A union is planning a protest for Saturday


A trade union representing cleaners is threatening to protest outside Topshop’s flagship London Oxford Street store this weekend.

BuzzFeed, which broke the story, reports that United Voices of the World, has called for a protest on Saturday afternoon. The argument is over the living wage. UVW bills itself as a “grassroots trade union comprised almost entirely of low-paid migrant workers”.

“Come and join UVW for a mass protest at Topshop flagship store in Oxford Street demanding a Living Wage for all workers, both the outsourced cleaners and the in-house sales assistants,” its organisers write in the Facebook event. The protest is slated for 3pm on Saturday. More than 300 people are currently attending.

The cleaners allegedly affected are not employed directly by Topshop – they are contracted by Britannia Services Group. However, those involved argue that the retailer has both an obligation to support them, and the power to enforce fairer wages.

Maria Susana Benavidez Guaman, a cleaner at the central London store, has launched a change.org petition, and writes: “I am paid a poverty wage for the work I do and am simply asking Topshop and Brittania Services Group to pay me a living wage so I can provide a decent life for me and my family”.

The change.org petition

At the time of writing the petition has more than 1400 signatures.

BuzzFeed says that the cleaners at the store are apparently paid £6.75/hour – which is 5p more than the minimum wage – and that, according to Britannia, this will rise on 1 April, to £7.50 an hour. But they want to be paid the London Living Wage.

The Living Wage Foundation sets this at £9.40 an hour, a figure calculated according to the “basic cost” of living in the capital. The London Living Wage is voluntary: employers can sign up to it but are not obliged to do so. But the cleaners and UVW wish that Britannia would do so and that Topshop would encourage them to do so.
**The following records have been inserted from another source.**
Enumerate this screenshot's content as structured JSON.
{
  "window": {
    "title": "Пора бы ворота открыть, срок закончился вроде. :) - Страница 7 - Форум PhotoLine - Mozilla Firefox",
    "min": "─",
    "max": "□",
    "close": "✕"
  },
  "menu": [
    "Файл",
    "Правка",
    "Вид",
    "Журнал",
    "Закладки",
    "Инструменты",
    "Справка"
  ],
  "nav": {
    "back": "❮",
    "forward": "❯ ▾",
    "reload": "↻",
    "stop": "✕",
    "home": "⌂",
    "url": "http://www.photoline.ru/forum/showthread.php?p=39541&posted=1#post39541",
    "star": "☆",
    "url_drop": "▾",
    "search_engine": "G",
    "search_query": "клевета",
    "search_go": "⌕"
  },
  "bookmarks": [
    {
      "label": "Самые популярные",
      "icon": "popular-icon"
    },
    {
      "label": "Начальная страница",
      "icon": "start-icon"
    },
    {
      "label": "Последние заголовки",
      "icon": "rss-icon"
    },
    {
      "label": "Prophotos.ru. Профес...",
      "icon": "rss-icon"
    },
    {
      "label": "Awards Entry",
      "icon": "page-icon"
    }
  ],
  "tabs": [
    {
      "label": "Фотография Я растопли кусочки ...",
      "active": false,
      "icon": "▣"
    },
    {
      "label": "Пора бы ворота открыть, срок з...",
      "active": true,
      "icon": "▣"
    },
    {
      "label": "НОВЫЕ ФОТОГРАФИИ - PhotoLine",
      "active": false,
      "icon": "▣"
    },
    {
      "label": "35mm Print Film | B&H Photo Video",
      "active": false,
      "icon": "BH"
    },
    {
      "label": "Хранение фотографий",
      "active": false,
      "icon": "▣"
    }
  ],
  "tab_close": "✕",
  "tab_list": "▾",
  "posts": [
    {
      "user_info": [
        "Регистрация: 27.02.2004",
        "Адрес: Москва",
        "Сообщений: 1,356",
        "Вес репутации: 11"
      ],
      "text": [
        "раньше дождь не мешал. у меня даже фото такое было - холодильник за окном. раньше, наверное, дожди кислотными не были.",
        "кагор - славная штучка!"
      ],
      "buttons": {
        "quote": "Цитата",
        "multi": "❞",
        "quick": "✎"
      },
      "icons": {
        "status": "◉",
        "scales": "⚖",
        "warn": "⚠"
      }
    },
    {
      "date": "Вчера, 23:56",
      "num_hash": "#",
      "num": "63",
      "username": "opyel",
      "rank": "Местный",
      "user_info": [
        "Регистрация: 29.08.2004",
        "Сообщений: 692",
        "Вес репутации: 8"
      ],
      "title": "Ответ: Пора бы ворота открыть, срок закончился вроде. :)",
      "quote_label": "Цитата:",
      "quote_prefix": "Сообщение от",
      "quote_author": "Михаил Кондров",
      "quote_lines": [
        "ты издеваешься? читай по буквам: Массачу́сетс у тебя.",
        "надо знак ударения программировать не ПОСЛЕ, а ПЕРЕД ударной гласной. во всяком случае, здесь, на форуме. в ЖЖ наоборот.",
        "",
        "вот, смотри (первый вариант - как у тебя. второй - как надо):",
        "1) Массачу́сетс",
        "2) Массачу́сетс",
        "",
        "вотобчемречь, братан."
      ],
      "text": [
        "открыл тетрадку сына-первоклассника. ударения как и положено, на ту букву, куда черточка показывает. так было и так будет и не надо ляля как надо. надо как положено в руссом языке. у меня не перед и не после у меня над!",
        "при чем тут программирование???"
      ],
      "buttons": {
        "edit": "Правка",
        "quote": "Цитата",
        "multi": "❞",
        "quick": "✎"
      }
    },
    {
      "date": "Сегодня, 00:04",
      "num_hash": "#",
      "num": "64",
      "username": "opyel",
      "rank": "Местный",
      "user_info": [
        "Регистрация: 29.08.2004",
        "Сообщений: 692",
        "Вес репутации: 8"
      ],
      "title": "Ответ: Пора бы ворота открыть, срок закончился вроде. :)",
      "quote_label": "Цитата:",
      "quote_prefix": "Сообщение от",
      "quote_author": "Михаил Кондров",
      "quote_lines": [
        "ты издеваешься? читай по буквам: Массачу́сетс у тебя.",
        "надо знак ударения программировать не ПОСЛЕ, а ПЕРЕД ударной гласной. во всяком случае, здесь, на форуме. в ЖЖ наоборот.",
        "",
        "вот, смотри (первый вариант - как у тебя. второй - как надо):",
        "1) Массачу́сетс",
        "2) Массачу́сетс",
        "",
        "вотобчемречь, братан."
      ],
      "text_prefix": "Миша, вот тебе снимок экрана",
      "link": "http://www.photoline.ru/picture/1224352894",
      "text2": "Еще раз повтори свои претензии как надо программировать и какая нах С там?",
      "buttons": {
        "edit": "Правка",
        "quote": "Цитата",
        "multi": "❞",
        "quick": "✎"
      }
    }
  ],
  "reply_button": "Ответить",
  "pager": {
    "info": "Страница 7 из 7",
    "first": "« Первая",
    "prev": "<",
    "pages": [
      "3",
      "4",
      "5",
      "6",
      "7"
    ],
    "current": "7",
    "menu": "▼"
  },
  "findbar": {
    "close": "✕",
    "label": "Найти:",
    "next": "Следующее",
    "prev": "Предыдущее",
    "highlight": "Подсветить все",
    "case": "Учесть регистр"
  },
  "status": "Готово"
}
“Topshop is a vast company… If your profits depend on your workers being in poverty, that’s not a model for the modern age,” Petros Elia, the general secretary of United Voices of the World, told BuzzFeed.

Britannia’s Managing Director, David Shaw, argued that “everyone has a right to ask for money, but we have to tailor the ship – times are hard. We pay the best we can.” Shaw told BuzzFeed that only two cleaners out of a contracted workforce of 51 had signed up to the union, while Elia insists this number is in the “double figures”.

The Tab has contacted both Topshop and Britannia Services for comment.